SEAPILE Dolphins Shield Intercoastal Waterway Bridge

plastic piles
SEAPILE dolphins help keep this bridge pier protection system in service

The Ladies’ Island Bridge, in Beaufort, South Carolina, crosses the Intercoastal Waterway at Route 21. Northbound vessel traffic approaching this bridge on the Intercoastal Waterway must make a sharp turn to starboard, followed by a hard turn to port just after the bridge. These maneuvers are frequently complicated by tidal crosscurrents, combined with an incoming flow from the mouth of a nearby creek.

As a result of these conditions, vessels can lose steerage and collide with the bridge pier protection system. In the past, certain portions of the bridge pier protection system have required frequent replacement, sometimes even while being repaired from earlier impacts.

fender piles
Bends and currents in the Intercoastal Waterway make for difficult navigation at Ladies’ Island Bridge

In 1998, marine contractor T.I C., of Savannah, Georgia, under contract with the South Carolina Department of Transportation, replaced existing timber pile dolphins at the ends of the bridge pier protection system with two SEAPILE composite marine piling dolphin clusters. Each cluster of piles was constructed using 13-inch (330mm) diameter SEAPILE pilings, only thirteen of which were required to achieve the same energy absorption as the 19-pile timber cluster that was replaced.

According to Larry Wadman, T.I.C.’s installation superintendent, except for the removal of old wooden timber piling from the bottom of the waterway, the pile driving went very smoothly and there were no installation problems related to the use of composite piles.

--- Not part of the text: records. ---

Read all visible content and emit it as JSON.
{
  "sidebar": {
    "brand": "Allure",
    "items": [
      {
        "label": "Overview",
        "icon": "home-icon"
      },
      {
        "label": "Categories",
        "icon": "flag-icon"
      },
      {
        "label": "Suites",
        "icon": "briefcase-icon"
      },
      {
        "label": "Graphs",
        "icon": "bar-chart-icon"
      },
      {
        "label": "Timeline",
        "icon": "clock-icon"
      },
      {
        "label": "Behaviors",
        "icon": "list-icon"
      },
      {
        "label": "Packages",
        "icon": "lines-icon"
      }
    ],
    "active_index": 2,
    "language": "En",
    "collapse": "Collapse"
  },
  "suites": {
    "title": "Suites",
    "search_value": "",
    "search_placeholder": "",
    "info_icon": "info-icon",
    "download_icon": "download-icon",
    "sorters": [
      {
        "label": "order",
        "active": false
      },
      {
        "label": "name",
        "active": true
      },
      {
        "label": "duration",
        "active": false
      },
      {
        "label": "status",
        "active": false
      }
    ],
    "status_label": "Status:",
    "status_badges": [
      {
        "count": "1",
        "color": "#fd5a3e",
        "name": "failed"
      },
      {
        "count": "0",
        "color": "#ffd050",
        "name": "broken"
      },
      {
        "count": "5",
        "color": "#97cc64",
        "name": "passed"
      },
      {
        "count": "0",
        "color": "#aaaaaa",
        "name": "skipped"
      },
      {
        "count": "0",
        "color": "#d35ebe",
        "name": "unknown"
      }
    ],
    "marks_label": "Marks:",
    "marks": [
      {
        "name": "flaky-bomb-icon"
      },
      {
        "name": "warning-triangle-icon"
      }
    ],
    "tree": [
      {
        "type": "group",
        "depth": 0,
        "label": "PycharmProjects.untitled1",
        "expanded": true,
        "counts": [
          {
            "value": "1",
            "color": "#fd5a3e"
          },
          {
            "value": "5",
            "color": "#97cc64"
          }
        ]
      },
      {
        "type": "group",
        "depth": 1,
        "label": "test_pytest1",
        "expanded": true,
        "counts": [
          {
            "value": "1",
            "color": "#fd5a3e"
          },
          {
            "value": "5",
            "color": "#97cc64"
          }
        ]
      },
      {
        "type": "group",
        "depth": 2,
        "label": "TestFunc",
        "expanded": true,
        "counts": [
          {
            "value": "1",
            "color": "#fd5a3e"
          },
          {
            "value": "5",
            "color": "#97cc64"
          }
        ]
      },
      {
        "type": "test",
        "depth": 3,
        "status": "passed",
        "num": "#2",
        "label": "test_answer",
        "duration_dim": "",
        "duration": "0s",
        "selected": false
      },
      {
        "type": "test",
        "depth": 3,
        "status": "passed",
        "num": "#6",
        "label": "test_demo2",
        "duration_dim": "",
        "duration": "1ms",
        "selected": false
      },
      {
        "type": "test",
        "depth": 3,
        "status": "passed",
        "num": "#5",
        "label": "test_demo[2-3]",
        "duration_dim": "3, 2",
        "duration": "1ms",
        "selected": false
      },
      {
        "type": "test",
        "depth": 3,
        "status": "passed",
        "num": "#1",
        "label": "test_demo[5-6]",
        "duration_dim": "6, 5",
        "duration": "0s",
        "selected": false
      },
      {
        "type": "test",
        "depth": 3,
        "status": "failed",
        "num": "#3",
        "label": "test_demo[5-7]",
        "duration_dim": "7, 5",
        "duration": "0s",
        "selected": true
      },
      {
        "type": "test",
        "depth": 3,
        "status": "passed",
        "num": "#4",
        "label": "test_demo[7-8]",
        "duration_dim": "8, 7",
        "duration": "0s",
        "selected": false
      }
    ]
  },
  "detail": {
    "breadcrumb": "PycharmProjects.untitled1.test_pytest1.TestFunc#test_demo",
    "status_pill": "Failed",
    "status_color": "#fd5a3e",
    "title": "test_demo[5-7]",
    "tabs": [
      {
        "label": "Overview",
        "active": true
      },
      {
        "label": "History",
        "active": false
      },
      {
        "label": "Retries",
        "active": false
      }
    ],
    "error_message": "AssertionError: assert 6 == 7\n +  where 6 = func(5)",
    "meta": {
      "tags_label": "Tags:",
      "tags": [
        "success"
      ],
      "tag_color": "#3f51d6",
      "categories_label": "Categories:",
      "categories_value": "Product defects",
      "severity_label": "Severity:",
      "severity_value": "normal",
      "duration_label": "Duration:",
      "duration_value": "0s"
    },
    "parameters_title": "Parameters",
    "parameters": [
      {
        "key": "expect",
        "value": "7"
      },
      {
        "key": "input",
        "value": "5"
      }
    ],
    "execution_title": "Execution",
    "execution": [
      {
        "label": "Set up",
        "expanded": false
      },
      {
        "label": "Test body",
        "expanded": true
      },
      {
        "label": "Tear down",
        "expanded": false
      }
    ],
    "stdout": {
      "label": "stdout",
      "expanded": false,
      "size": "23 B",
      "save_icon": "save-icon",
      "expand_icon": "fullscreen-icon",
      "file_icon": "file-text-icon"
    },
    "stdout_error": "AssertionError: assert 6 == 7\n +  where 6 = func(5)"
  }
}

A marina operator located immediately across the Intercoastal Waterway from the Ladies’ Island Bridge has observed frequent collisions between barges and ships and the SEAPILE dolphins - impacts that would have destroyed timber dolphins. “The SEAPILE installation looks the same as it did on the day it was put in,” he observes. Curtis Brice, district bridge maintenance supervisor of the South Carolina Department of Transportation, says, “The dolphins using the SEAPILE piling have performed beyond our expectations. We will definitely look at using more of these composite materials to help protect our bridges in South Carolina.”